Many reports demonstrate that thrombotic phenomena in patients occurs in several sites including hepatic veins, the vena porta, jugular vein, iliac vein, inferior vena cava. Retroperitoneal para-aortic lymphadenopathy is commonly seen in tuberculosis and have been reported to cause mechanical venous obstruction in few patients in literature [3,9].Tubercular lymph nodes may cause IVC thrombosis either by a large collective matted mass or due to minor obstruction in the presence of an underlying predisposed heredity thrombophilic state. In our case, protein C, S, antithrombin 3 levels and activated partial thromboplastin time (for lupus anticoagulant) were normal, thus eliminating a predisposed thrombophilic state. Hence, large matted tubercular lymph node masses are the probable explanation for the IVC and iliofemoral thrombosis in our patient.

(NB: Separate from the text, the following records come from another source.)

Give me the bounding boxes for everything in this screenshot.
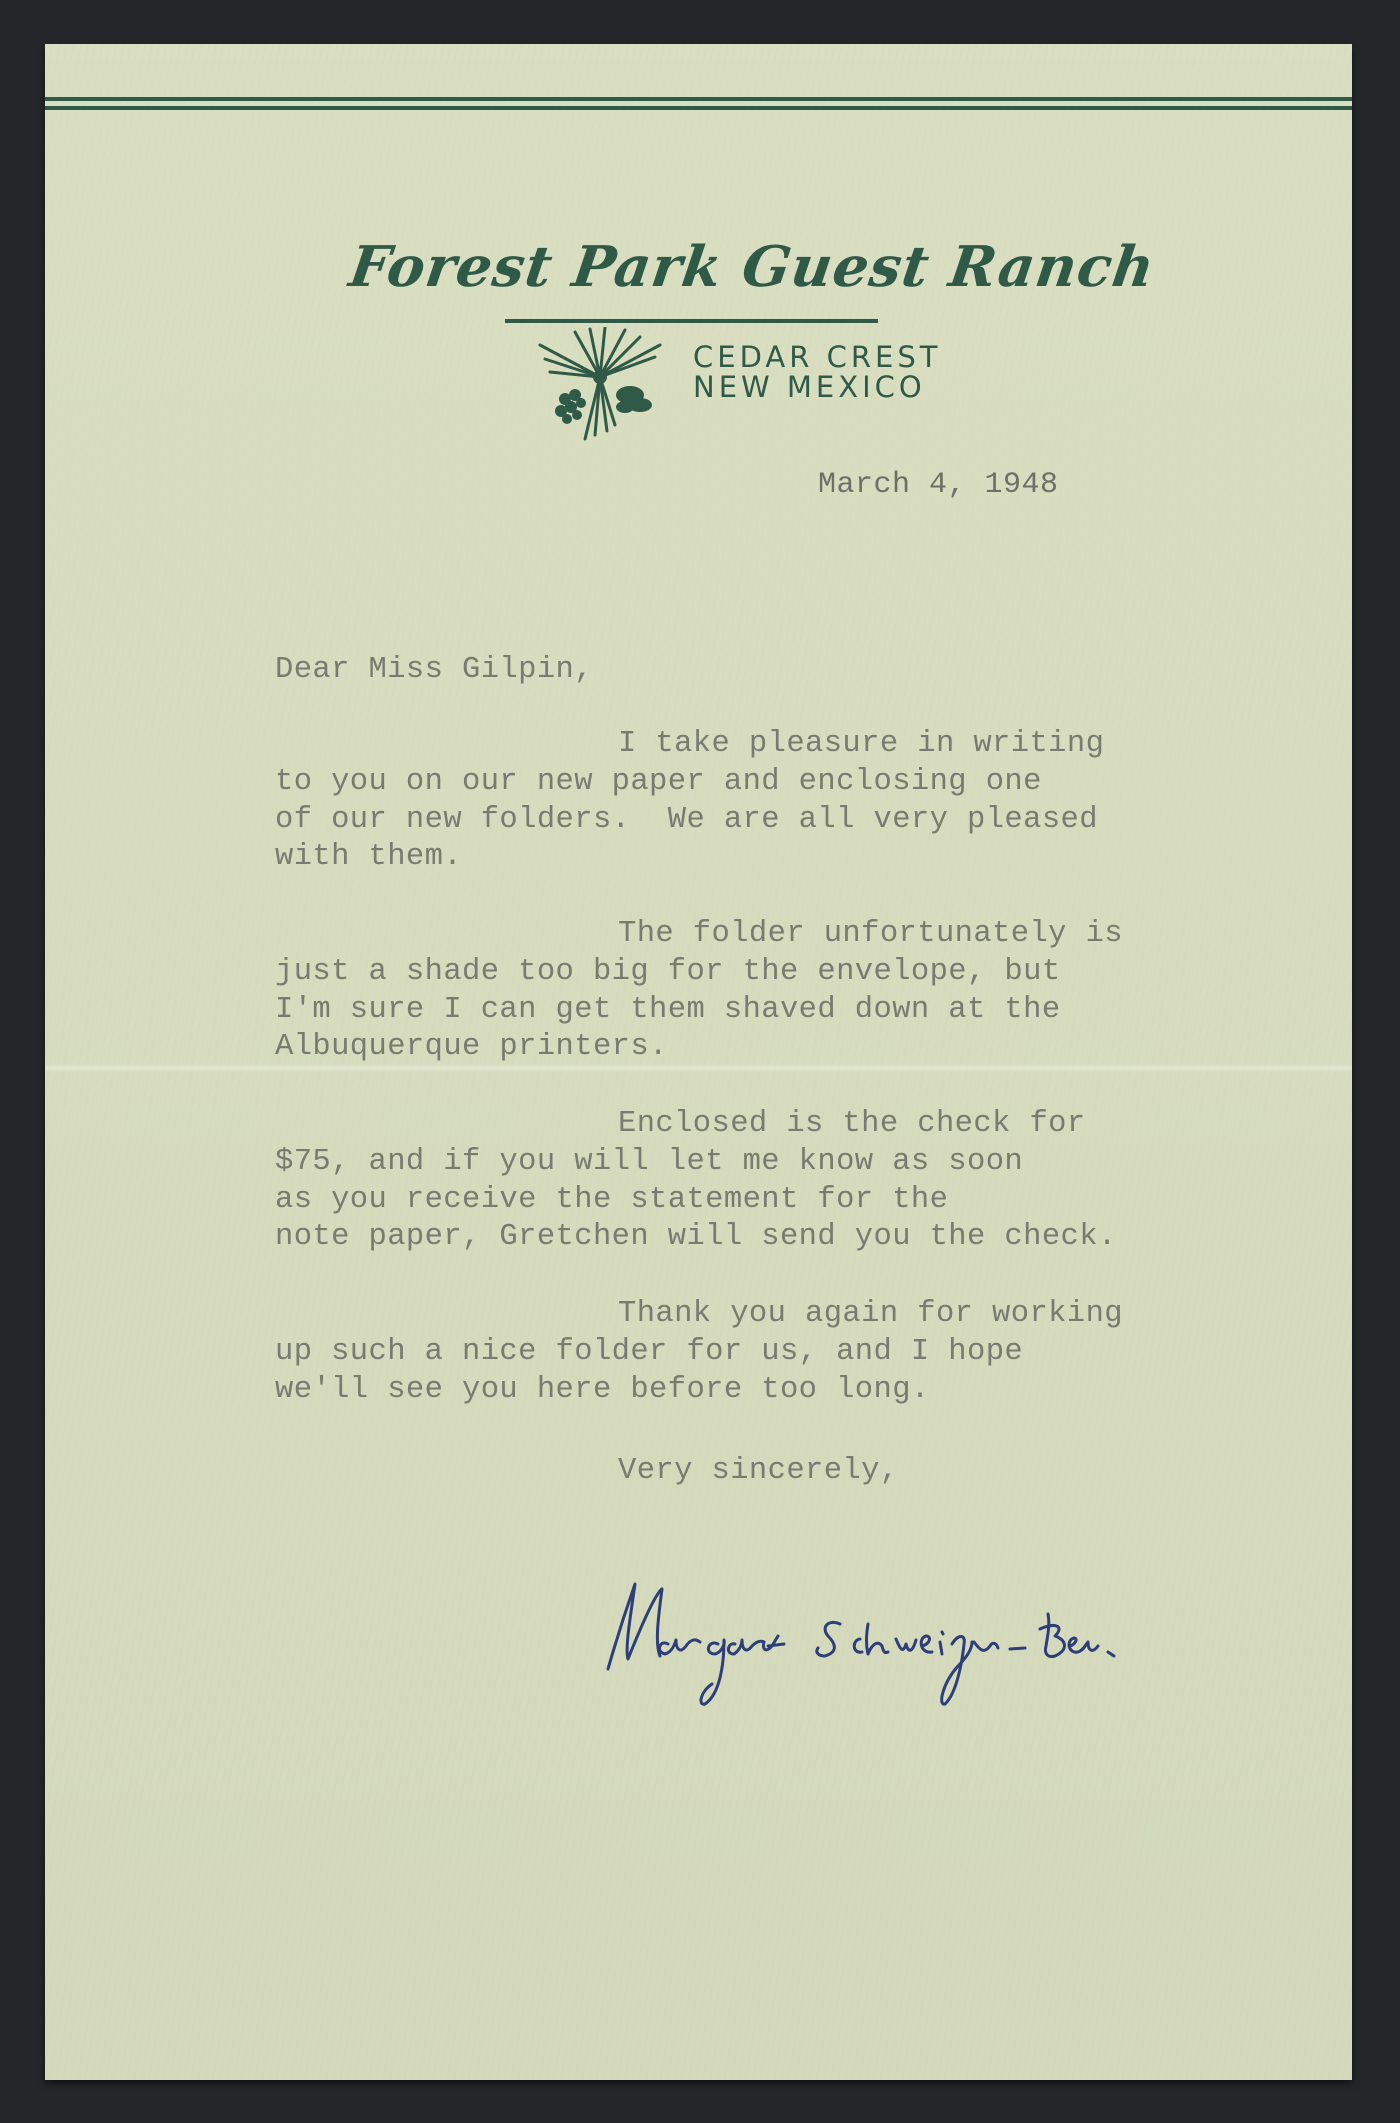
- paragraph-line: we'll see you here before too long.: [275, 1373, 930, 1407]
- pine-bough-emblem-icon: [535, 327, 665, 442]
- paragraph-line: Thank you again for working: [618, 1297, 1123, 1331]
- closing: Very sincerely,: [618, 1454, 899, 1488]
- paper-fold-crease: [45, 1064, 1352, 1072]
- paragraph-line: The folder unfortunately is: [618, 917, 1123, 951]
- paragraph-line: Enclosed is the check for: [618, 1107, 1086, 1141]
- salutation: Dear Miss Gilpin,: [275, 653, 593, 687]
- paragraph-line: to you on our new paper and enclosing one: [275, 765, 1042, 799]
- letterhead-title: Forest Park Guest Ranch: [345, 234, 1160, 300]
- letterhead-rule-bottom: [45, 106, 1352, 110]
- paragraph-line: as you receive the statement for the: [275, 1183, 949, 1217]
- paragraph-line: I'm sure I can get them shaved down at the: [275, 993, 1061, 1027]
- paragraph-line: note paper, Gretchen will send you the check.: [275, 1220, 1117, 1254]
- letter-paper: [45, 44, 1352, 2080]
- letter-date: March 4, 1948: [818, 468, 1059, 502]
- paragraph-line: $75, and if you will let me know as soon: [275, 1145, 1024, 1179]
- handwritten-signature: [600, 1574, 1300, 1724]
- paragraph-line: up such a nice folder for us, and I hope: [275, 1335, 1024, 1369]
- letterhead-rule-top: [45, 97, 1352, 101]
- location-line-1: CEDAR CREST: [693, 340, 942, 374]
- paragraph-line: I take pleasure in writing: [618, 727, 1105, 761]
- letterhead-location: [693, 342, 941, 402]
- paragraph-line: Albuquerque printers.: [275, 1030, 668, 1064]
- paragraph-line: of our new folders. We are all very pleased: [275, 803, 1098, 837]
- paragraph-line: with them.: [275, 840, 463, 874]
- location-line-2: NEW MEXICO: [693, 370, 926, 404]
- letterhead-title-underline: [505, 319, 878, 323]
- paragraph-line: just a shade too big for the envelope, but: [275, 955, 1061, 989]
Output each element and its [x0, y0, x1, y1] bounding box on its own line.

Regardless of the cause, prompt recognition of IVC thrombosis is important because of the potential acute complications. IT carries a higher risk of pulmonary embolism than lower extremity deep venous thrombosis with 33% reported. There is also risk associated with clot propagation including extension to the renal veins and extension to the hepatic veins. Though rarely reported, critical limb ischemia secondary to phlegmasia cerulean dolens is another potential complication [10]. Physical exam findings and symptoms are variable and dependent on the degree and location of occlusion. Once suspected, the diagnosis of IVC thrombosis is established through imaging. Computed tomography with contrast and Magnetic Resonance Imaging (MRI) has been shown to be equally sensitive. The gold standard imaging modality is venography, though this is invasive and time consuming, but it is the preferred method if surgical intervention is planned [6,7,10]. In our case, CT identified the presence of caval thrombosis.
Frequently, a higher dose of acenocoumarol is necessary to achieve therapeutic INR levels, because of rifampicin effects on cytochrome P450. Additionally, this drug may also contribute to the hypercoagulable state by decreasing production and increasing clearance of anticoagulant hepatic proteins [4,10].


Conclusion

Thromboembolic disease is to search systematically at the TB view of the risk of occurrence of this complication particularly in extensive and severe forms. Prophylactic anticoagulation finds its indications in these forms. Inferior vena cava thrombosis may be one of the atypical presentations of tuberculosis and the possibility of retroperitoneal tubercular lymphadenitis should be considered in cases of unexplained thrombosis.